Auch ein Planet mit 6 Gipfeln und 8 Einzugsgebieten hat 12 Wasserscheiden, er sieht dann topologisch wie ein Oktaeder aus. Wir können ihn durch Umbau aus dem würfelähnlichen herstellen, indem wir Gipfel gegen Talmitten und umgekehrt tauschen, also sozusagen das Äußere nach innen kehren und umgekehrt. Die neuen Wasserscheiden sind dann genau so zahlreich, aber laufen in etwa quer zu den alten, und ihre Pässe (die Stellen, an denen sie dem Mittelpunkt des Planeten am nächsten sind) bleiben (ungefähr) erhalten.
Für die Umwandlung eines richtigen Würfels in ein regelmäßiges Oktaeder kann man das genauer sagen: Es gibt eine Kugel durch die 12 Pässe (also die Mittelpunkte der Kanten), die diese Kanten berührt. Nun drehen wir einfach jede Kante um 90 Grad in ihrer jeweiligen Berührebene und ändern ihre Länge so, dass es wieder Ecken gibt, aber jetzt sind es nur 6 Ecken, aber dafür 8 (dreieckige) Flächen.

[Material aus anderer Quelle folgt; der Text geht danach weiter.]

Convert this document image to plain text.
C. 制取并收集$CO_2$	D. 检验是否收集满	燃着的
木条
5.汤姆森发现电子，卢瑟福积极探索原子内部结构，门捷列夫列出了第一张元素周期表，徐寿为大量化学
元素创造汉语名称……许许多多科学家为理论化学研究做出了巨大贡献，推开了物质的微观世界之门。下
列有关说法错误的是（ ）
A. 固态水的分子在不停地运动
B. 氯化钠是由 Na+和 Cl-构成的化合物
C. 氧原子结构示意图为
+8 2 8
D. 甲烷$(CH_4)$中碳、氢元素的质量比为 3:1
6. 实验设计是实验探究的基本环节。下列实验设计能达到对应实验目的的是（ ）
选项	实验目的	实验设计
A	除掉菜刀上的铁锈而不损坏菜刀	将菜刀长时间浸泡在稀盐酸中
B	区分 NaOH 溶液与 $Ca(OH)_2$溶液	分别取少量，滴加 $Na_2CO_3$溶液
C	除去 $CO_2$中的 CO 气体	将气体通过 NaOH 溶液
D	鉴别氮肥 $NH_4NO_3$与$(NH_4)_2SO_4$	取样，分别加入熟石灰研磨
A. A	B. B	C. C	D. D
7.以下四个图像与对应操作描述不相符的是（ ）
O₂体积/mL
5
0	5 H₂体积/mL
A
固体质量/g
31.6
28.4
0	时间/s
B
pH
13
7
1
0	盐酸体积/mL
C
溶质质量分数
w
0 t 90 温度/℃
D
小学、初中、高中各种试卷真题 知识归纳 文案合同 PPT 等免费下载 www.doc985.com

Mit der gleichen Vorschrift kommen wir vom Oktaeder wieder zurück zum Würfel. Man sagt: Diese beiden Polyeder sind (daher) dual zueinander. Insbesondere haben zueinander duale Polyeder die gleiche Zahl von Kanten, aber die Zahlen der Ecken und die der Flächen sind vertauscht.
30 Wasserscheiden haben wir auf Planeten, die entweder dem Dodekaeder oder Ikosaeder ähneln (die zueinander dual sind), 6 auf tetraederähnlichen (das Tetraeder ist dual zu sich selbst, aber in spiegelbildlicher Lage).
Bemerkungen zu den Wörtern "See" und "Meer": Im Deutschen ist das Meer die Gesamtheit der Ozeane und ihrer Randmeere (Nordpolarmeer, Nordsee, Ostsee, Mittelmeer etc.), ein See ist dagegen ein Binnengewässer, das allerdings auch von einem Fluss in Richtung Meer durchflossen werden kann (Bodensee). Der Meeresbiologe befasst sich also mit dem Leben in den Ozeanen. Die geografischen Namen und viele Redewendungen richten sich allerdings nicht immer danach (Nordsee, Ostsee, Steinhuder Meer, Dümmer, "zur See fahren", Hochseeschifffahrt (womit nicht der Tegernsee oder der Titicacasee gemeint ist)). Im Niederländischen ist es umgekehrt: "Meer" ist dort der Binnensee (z.B. Ijsselmeer seit der Eindeichung (an der übrigens Hendrik Antoon Lorentz führend beteiligt war), vorher Zuiderzee, als es noch ganz salzig war).